With fewer DIY or artist-run cultural spaces, people go to institutions instead, many of which have increased their opportunities for BIPOC artists following 2020’s calls for racial equity. “People are really catching on that POC and artists are the gatekeepers of culture,” she says. When BIPOC artists work with white-led institutions, it benefits the institution. “I would love for them to be able to uplift something that directly impacts the artists more. That’s my hope, to create that institution specifically for them.”
With McKissick’s drive, there’s little doubt she’ll realize these goals in due time. Her mother says that she’s always been fearless: “She just has this like, ‘I’m not gonna wait for somebody to tell me to do it.’ And that’s with everything.”
It’s important to McKissick to maintain relationships with all the artists she’s worked with, connecting folks with opportunities when she can. “We’ve gotten to this point in our relationship where I fully am trustful of Ciera,” Mitchell says. “Ciera is someone who will have my best interests at heart. It’s really good to have someone on your side like that. That looks out for you when you’re not around and speaks your name in rooms that you’re not in.”

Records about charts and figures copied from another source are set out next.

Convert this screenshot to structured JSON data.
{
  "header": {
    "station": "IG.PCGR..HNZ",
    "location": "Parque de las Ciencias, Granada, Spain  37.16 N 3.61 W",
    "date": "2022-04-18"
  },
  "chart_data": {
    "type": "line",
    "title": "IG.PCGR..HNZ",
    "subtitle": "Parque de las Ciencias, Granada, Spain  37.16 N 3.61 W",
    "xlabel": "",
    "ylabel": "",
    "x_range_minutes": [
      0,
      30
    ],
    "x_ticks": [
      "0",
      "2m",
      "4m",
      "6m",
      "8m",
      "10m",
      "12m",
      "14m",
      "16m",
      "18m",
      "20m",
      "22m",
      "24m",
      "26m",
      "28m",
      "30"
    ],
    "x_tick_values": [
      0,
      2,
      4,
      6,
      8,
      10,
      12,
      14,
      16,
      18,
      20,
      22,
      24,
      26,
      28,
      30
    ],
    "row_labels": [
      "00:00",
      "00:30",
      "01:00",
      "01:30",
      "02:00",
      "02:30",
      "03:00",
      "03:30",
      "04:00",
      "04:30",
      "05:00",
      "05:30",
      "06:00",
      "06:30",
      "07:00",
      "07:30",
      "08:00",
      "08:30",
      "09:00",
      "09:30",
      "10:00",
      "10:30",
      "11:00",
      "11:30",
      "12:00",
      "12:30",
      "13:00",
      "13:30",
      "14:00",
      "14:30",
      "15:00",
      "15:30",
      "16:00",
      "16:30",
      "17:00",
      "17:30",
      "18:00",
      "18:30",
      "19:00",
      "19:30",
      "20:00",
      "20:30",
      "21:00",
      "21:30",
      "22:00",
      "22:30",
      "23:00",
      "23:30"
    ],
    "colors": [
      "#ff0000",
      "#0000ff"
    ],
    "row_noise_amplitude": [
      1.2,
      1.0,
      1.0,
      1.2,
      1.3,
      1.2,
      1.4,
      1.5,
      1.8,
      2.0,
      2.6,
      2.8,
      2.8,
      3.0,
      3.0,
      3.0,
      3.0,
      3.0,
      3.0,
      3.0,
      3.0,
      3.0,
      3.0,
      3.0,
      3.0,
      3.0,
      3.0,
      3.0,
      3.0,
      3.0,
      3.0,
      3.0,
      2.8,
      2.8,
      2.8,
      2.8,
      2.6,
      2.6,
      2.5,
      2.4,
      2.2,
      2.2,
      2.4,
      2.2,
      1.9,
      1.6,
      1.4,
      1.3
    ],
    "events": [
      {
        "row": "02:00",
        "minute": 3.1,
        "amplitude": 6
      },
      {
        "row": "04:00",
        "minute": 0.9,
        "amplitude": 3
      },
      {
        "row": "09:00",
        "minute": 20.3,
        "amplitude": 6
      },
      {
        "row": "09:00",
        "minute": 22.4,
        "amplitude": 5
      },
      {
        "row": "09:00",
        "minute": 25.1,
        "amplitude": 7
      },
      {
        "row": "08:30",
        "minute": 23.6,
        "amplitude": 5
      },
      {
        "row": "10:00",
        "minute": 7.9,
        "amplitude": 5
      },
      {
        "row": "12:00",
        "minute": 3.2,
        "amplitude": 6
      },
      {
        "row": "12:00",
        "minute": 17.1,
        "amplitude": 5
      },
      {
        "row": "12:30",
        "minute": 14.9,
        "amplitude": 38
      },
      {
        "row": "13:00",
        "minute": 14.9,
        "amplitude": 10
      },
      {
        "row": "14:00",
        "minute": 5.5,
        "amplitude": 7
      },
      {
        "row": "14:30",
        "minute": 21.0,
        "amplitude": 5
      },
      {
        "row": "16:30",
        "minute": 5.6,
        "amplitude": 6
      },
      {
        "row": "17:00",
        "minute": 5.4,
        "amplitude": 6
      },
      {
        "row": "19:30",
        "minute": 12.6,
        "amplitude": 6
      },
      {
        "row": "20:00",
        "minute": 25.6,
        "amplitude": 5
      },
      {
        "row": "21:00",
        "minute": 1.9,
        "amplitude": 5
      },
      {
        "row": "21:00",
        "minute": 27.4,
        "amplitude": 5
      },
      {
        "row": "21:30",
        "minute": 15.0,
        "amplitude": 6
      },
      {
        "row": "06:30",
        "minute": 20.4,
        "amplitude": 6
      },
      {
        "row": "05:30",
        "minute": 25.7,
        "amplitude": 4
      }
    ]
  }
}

The description of AMFM on its website really sums up McKissick’s whole approach: “AMFM is a brand for artists and the people.” She wants her work to uplift artists and the community in an approachable, accessible way. “I don’t want to perform,” she says. “My work is authentic. I try to always meet people where they’re at and have conversations on their own level. I think that’s a testament to why I’ve been able to do the work that I’ve been able to do here in Chicago for so long, and why I was welcomed in so openly. There’s a certain level of trust that you have to build with people and with artists. I think that that’s something that’s really, really important, especially when you’re dealing with something as sensitive as telling people’s stories and their truths.”